After 4 long years of congressional debate, which generated thousands of pages of hearing records and dozens of healthcare reform proposals (some so comprehensive they would have provided “single-payer” universal coverage), Congress passed a new law simply addressing medical insurance coverage. This August, President Clinton signed into law the Health Insurance Reform Act of 1996.
Although it was limited in scope, the bipartisan initiative barely survived months of political infighting over a number of its provisions. With negotiators bogged down in details and passage appearing extremely doubtful, early this past summer a group of voluntary health organizations, including the American Heart Association, came forward to help jump start the process. In a letter to key congressional negotiators the group stated, “. . . on behalf of the millions of men, women and children with chronic disease and/or disabilities, [we] urge Congress not to let the window of opportunity close on health insurance reform . . . .” (written communication to congressional negotiators from health groups regarding healthcare reform, July 30, 1996).
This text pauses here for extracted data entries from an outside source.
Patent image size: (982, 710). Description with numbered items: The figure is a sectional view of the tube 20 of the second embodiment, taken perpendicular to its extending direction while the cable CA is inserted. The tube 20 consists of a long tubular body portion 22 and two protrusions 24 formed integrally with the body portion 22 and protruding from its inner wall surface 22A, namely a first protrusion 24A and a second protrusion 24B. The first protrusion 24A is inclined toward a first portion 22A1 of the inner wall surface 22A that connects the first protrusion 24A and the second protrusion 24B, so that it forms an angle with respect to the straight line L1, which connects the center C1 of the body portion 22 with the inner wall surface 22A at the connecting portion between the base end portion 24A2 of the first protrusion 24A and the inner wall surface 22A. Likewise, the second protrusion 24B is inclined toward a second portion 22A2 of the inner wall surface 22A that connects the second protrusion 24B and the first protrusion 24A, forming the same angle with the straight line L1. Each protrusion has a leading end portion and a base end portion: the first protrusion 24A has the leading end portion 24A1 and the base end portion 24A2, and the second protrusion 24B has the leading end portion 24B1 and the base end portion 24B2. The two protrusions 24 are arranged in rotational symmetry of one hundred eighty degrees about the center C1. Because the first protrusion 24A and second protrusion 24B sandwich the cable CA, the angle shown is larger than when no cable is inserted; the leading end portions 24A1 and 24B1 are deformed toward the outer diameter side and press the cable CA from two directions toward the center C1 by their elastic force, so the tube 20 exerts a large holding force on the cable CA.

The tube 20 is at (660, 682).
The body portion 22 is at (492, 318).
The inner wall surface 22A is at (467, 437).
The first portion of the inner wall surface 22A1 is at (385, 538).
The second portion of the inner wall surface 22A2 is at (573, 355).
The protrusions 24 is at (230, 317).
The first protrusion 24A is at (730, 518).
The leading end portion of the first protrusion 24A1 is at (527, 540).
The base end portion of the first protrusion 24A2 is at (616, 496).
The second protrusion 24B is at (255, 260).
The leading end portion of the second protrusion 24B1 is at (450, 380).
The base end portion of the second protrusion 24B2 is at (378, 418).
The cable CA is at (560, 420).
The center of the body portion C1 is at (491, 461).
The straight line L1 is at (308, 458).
Under current insurance practices, many Americans are denied coverage if they change or lose their jobs or are dropped from their existing plans because of preexisting health conditions. Compared with the insured, the uninsured use the nation's healthcare system less frequently, are more likely to be without a regular source of basic health care, are less likely to engage in preventive measures, and are more likely to delay seeking medical care. Because the uninsured are less likely to seek basic medical care, they probably are less likely to receive basic cardiovascular care. When this care is not provided, in many cases people are more likely to suffer from preventable cardiovascular diseases and the nation's healthcare system incurs treatment costs that far exceed those that would be incurred with preventive care.
The new law guarantees portability of insurance for those leaving or losing jobs, requires renewability of group health plans, and prohibits the denial of access to quality medical care for those with preexisting conditions. Such incremental measures go a long way toward guaranteeing universal access and coverage for basic medical care for Americans. AHA holds the position that regardless of preexisting conditions all US residents must have access to quality medical care, including appropriate medications and prevention programs.
Specifically, the new statute limits the ability of insurance companies to deny policies to Americans with preexisting medical conditions. Group insurance plans must cover new employees with preexisting conditions within 12 months, and the waiting period may be reduced by an amount equal to the period of previous creditable coverage. The law guarantees the availability of comparable coverage for people moving from group to individual plans, guarantees renewability of group insurance plans except in cases of nonpayment or fraud, and makes long-term health insurance taxes deductible. It establishes a demonstration medical savings account (MSA) program, allowing certain individuals to create high-deductible, tax-free medical accounts to pay routine medical bills.
During the long healthcare debate, AHA continued to support a series of principles, including prompt access to appropriate quality medical care, particularly for cardiovascular diseases and stroke; the allocation of funds for biomedical research, education, and clinical training, to ensure optimal health care and healthcare delivery; universal coverage for basic medical care; coverage for preventive care; and the development of guidelines and support for research into methods to measure quality, outcomes, and cost-effectiveness.
AHA will continue to support these principles as they relate to health care delivered by managed care or point-of-service options via group health insurance, individual policies, or Medicare. Managed-care issues garnered much attention during the 104th Congress.
President Clinton has authorized the establishment of a healthcare quality advisory panel that will make recommendations concerning delivery of health care, including managed care. Issues that might be addressed during the 105th Congress include the following:
•allowing point-of-service options for patients to see specialists, when necessary.
•prohibiting financial incentives for denying referrals.
•prohibiting “gag” clauses in physician contracts that restrict or interfere with medical judgment.
•preventing HMOs from requiring prior authorization in emergency situations while requiring them to pay for emergency care services provided to prudent laypersons seeking emergency care.
•addressing the coverage needs of small businesses.
•providing additional incremental insurance reforms.
AHA will continue to monitor and address these important healthcare issues during the upcoming session of Congress.